An email address has to be entered for ‘urgent’ communication regarding the certificate, and optionally can be shared with the EFF (which was a trifle annoying (as a part of an installation process), though I said yes).

I had to enable https with UFW to complete the test successfully. sudo ufw allow https. Earlier, only HTTP had been enabled.

Automatic certificate renewal by setting up a cron job.

echo "0 0,12 * * * root python -c 'import random; import time; time.sleep(random.random() * 3600)' && /usr/local/bin/certbot-auto renew" | sudo tee -a /etc/crontab > /dev/null

deciphering the cron job, and verifying it is as expected. For now, I’ve not run this command because I want to know what it is doing first.

As an alternative to a ‘one-step’ installation, getting just the certificate will mean nginx’s configuration will have to done manually.

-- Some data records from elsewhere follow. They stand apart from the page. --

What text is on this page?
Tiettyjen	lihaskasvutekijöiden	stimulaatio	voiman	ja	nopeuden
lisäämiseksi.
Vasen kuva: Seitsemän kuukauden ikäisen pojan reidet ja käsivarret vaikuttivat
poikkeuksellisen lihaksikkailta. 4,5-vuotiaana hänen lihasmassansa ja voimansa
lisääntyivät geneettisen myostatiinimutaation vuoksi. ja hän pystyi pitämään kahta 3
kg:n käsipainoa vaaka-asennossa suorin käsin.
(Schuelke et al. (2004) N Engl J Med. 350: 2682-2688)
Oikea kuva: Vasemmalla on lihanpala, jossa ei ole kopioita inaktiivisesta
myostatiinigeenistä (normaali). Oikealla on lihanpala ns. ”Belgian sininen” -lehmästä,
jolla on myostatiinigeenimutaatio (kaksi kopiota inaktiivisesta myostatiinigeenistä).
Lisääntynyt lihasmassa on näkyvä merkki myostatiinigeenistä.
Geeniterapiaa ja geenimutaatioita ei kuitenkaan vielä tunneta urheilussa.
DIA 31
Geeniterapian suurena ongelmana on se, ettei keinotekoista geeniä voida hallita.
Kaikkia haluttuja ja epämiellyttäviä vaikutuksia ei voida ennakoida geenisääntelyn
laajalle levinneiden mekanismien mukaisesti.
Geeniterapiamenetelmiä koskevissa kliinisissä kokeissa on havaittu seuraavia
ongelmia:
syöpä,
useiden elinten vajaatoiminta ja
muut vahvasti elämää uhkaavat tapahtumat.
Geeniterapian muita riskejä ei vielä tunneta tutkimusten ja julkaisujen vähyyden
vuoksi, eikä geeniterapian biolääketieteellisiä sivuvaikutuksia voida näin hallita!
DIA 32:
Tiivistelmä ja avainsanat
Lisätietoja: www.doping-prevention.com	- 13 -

This is probably a good choice to ‘learn more’.

sudo /usr/local/bin/certbot-auto certonly --nginx

I need to verify this, but it appears nginx’s main configuration is at /etc/nginx/nginx.conf , and a quick peek showed me that the user was still set as ‘www-data’, which was used as the initial setup of the nginx test website. This was changed subsequently. Perhaps this is why I am unable to get Wordpress plugins write access.

At the end of it all, I received a link, through which it appears I can get a detailed ‘SSL Report’.

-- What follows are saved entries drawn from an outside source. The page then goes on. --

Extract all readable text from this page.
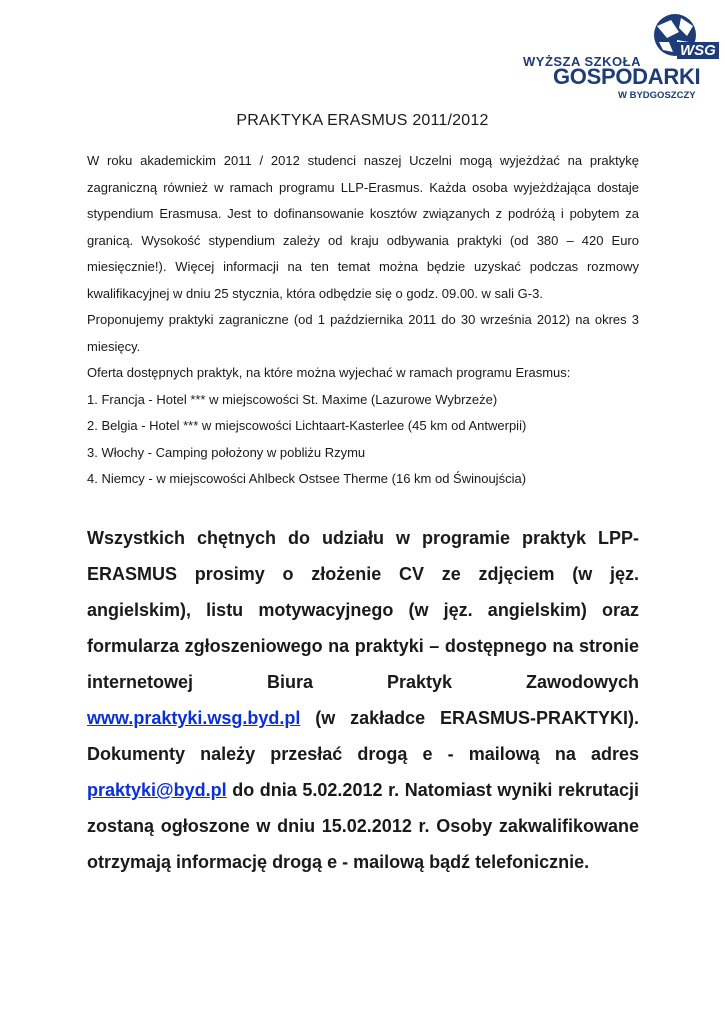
WSG
WYŻSZA SZKOŁA
GOSPODARKI
W BYDGOSZCZY
PRAKTYKA ERASMUS 2011/2012

W roku akademickim 2011 / 2012 studenci naszej Uczelni mogą wyjeżdżać na praktykę zagraniczną również w ramach programu LLP-Erasmus. Każda osoba wyjeżdżająca dostaje stypendium Erasmusa. Jest to dofinansowanie kosztów związanych z podróżą i pobytem za granicą. Wysokość stypendium zależy od kraju odbywania praktyki (od 380 – 420 Euro miesięcznie!). Więcej informacji na ten temat można będzie uzyskać podczas rozmowy kwalifikacyjnej w dniu 25 stycznia, która odbędzie się o godz. 09.00. w sali G-3.

Proponujemy praktyki zagraniczne (od 1 października 2011 do 30 września 2012) na okres 3 miesięcy.

Oferta dostępnych praktyk, na które można wyjechać w ramach programu Erasmus:

1. Francja - Hotel *** w miejscowości St. Maxime (Lazurowe Wybrzeże)

2. Belgia - Hotel *** w miejscowości Lichtaart-Kasterlee (45 km od Antwerpii)

3. Włochy - Camping położony w pobliżu Rzymu

4. Niemcy - w miejscowości Ahlbeck Ostsee Therme (16 km od Świnoujścia)

Wszystkich chętnych do udziału w programie praktyk LPP-ERASMUS prosimy o złożenie CV ze zdjęciem (w jęz. angielskim), listu motywacyjnego (w jęz. angielskim) oraz formularza zgłoszeniowego na praktyki – dostępnego na stronie internetowej Biura Praktyk Zawodowych www.praktyki.wsg.byd.pl (w zakładce ERASMUS-PRAKTYKI). Dokumenty należy przesłać drogą e - mailową na adres praktyki@byd.pl do dnia 5.02.2012 r. Natomiast wyniki rekrutacji zostaną ogłoszone w dniu 15.02.2012 r. Osoby zakwalifikowane otrzymają informację drogą e - mailową bądź telefonicznie.
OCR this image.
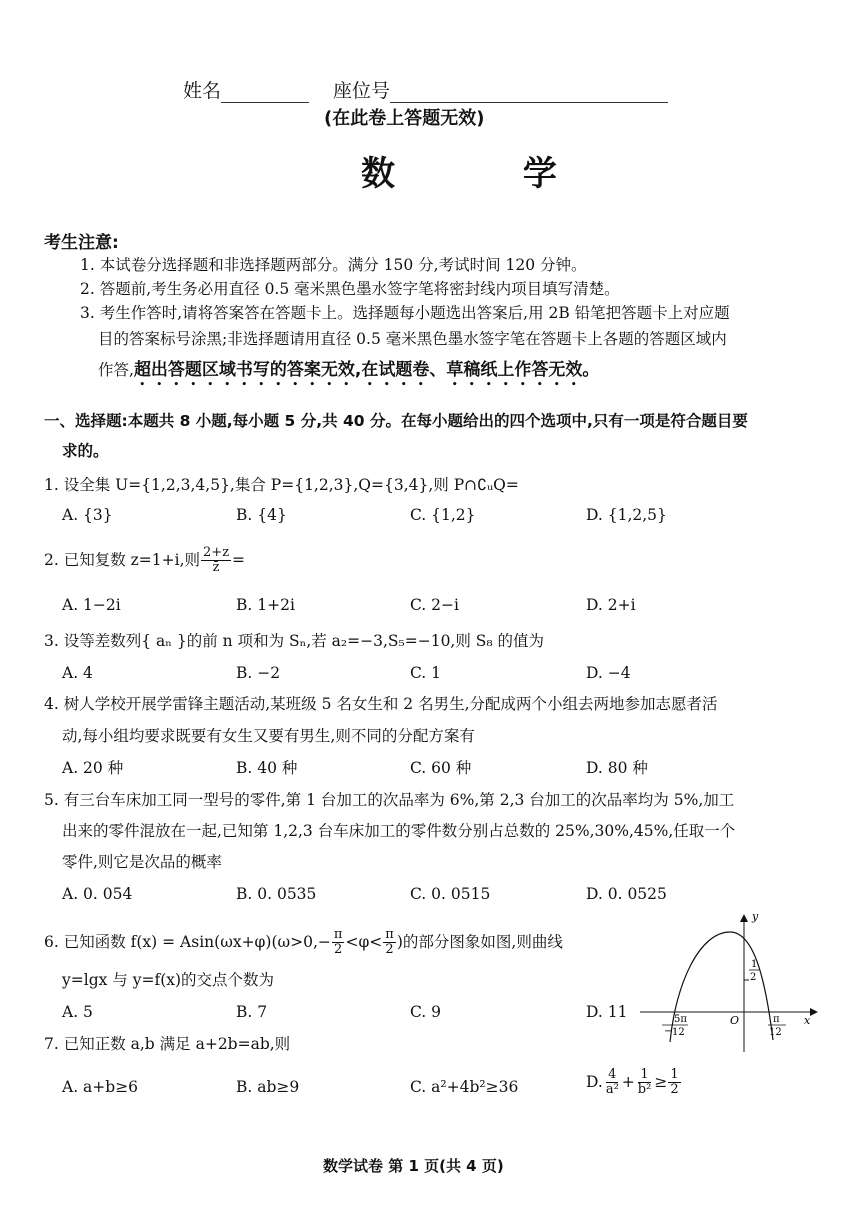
姓名	座位号
(在此卷上答题无效)
数 学
考生注意:
1. 本试卷分选择题和非选择题两部分。满分 150 分,考试时间 120 分钟。
2. 答题前,考生务必用直径 0.5 毫米黑色墨水签字笔将密封线内项目填写清楚。
3. 考生作答时,请将答案答在答题卡上。选择题每小题选出答案后,用 2B 铅笔把答题卡上对应题
目的答案标号涂黑;非选择题请用直径 0.5 毫米黑色墨水签字笔在答题卡上各题的答题区域内
作答,超出答题区域书写的答案无效,在试题卷、草稿纸上作答无效。
一、选择题:本题共 8 小题,每小题 5 分,共 40 分。在每小题给出的四个选项中,只有一项是符合题目要
求的。
1. 设全集 U={1,2,3,4,5},集合 P={1,2,3},Q={3,4},则 P∩∁ᵤQ=
A. {3}	B. {4}	C. {1,2}	D. {1,2,5}
2. 已知复数 z=1+i,则 $\frac{2+z}{z̄}$ =
A. 1−2i	B. 1+2i	C. 2−i	D. 2+i
3. 设等差数列{ aₙ }的前 n 项和为 Sₙ,若 a₂=−3,S₅=−10,则 S₈ 的值为
A. 4	B. −2	C. 1	D. −4
4. 树人学校开展学雷锋主题活动,某班级 5 名女生和 2 名男生,分配成两个小组去两地参加志愿者活
动,每小组均要求既要有女生又要有男生,则不同的分配方案有
A. 20 种	B. 40 种	C. 60 种	D. 80 种
5. 有三台车床加工同一型号的零件,第 1 台加工的次品率为 6%,第 2,3 台加工的次品率均为 5%,加工
出来的零件混放在一起,已知第 1,2,3 台车床加工的零件数分别占总数的 25%,30%,45%,任取一个
零件,则它是次品的概率
A. 0. 054	B. 0. 0535	C. 0. 0515	D. 0. 0525
6. 已知函数 $f(x) = Asin(\omega x+\varphi)(\omega>0,- \frac{\pi}{2} <\varphi< \frac{\pi}{2}$ )的部分图象如图,则曲线
y=lgx 与 y=f(x)的交点个数为
A. 5	B. 7	C. 9	D. 11
y
x
O
1
2
5π
− 12
π
12
7. 已知正数 a,b 满足 a+2b=ab,则
A. a+b≥6	B. ab≥9	C. a²+4b²≥36	D. $\frac{4}{\text{a²}} + \frac{1}{\text{b²}} \ge \frac{1}{2}$
数学试卷 第 1 页(共 4 页)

Congratulations! You have successfully enabled https://s.ragavan.co

You should test your configuration at:
https://www.ssllabs.com/ssltest/analyze.html?d=s.ragavan.co

This report appears to be quite important, but I could not make much sense of it, and it needs to be re-visited. As such, I see that the ACME challenges need to be understood to comprehend these results.

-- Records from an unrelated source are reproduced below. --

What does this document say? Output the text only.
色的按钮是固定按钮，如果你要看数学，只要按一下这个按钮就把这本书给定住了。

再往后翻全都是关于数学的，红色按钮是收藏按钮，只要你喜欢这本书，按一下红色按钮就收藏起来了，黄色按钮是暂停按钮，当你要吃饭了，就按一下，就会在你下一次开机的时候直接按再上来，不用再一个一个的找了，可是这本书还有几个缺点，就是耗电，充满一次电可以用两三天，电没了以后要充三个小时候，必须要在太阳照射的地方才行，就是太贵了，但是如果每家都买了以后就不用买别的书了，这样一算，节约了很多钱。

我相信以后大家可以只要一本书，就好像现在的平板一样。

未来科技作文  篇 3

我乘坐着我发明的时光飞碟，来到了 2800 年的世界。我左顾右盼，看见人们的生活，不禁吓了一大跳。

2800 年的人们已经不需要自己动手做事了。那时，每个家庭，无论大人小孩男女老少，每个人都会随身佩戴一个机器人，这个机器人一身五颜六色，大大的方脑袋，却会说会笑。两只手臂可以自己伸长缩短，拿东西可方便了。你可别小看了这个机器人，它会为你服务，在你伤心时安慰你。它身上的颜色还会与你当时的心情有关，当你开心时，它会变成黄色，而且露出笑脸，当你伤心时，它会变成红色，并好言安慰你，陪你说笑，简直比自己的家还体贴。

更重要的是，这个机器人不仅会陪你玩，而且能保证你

Short Peek under the hood.

A skim of the extensive documentation of Certbot shows that certbot relies on 2 types of plugins to function.

authenticators: plugins to obtain a certificate, but not install (i.e edit the server configuration). Used with the certonly command.
Installers: used to modify the server’s configuration. Used with the install command.
Authenticators + installers : can be used with the certbot run command.

These plugins use ‘ACME Protocol challenges’ to prove domain ownership. Section 7 (as of today) of the internet draft of the standard provides an overview, and the challenges are described in detail in the draft.

There are few types of identifiers in the world for which there is a standardized mechanism to prove possession of a given identifier. In all practical cases, CAs rely on a variety of means to test whether an entity applying for a certificate with a given identifier actually controls that identifier.

Challenges provide the server with assurance that an account key holder is also the entity that controls an identifier. For each type of challenge, it must be the case that in order for an entity to successfully complete the challenge the entity must both:

Hold the private key of the account key pair used to respond to the challenge

Control the identifier in question

Conclusions

HTTPS via Let’s Encrypt is setup for my website.
Had a brief introduction into the methodology/philosophy behind Let’s Encrypt.
Brief exploration of ACME and it was quite interesting to go through the draft standard, though it will take a lot more effort to fully comprehend all the tests. I think it is likely that I have visit this in more detail as I make progress in learning about encryption.
Learned about the existence of ‘Internet Standards’. These are documented by one or more documents called RFC’s (Request for Comments) and revised until deemed satisfactory to become a standard.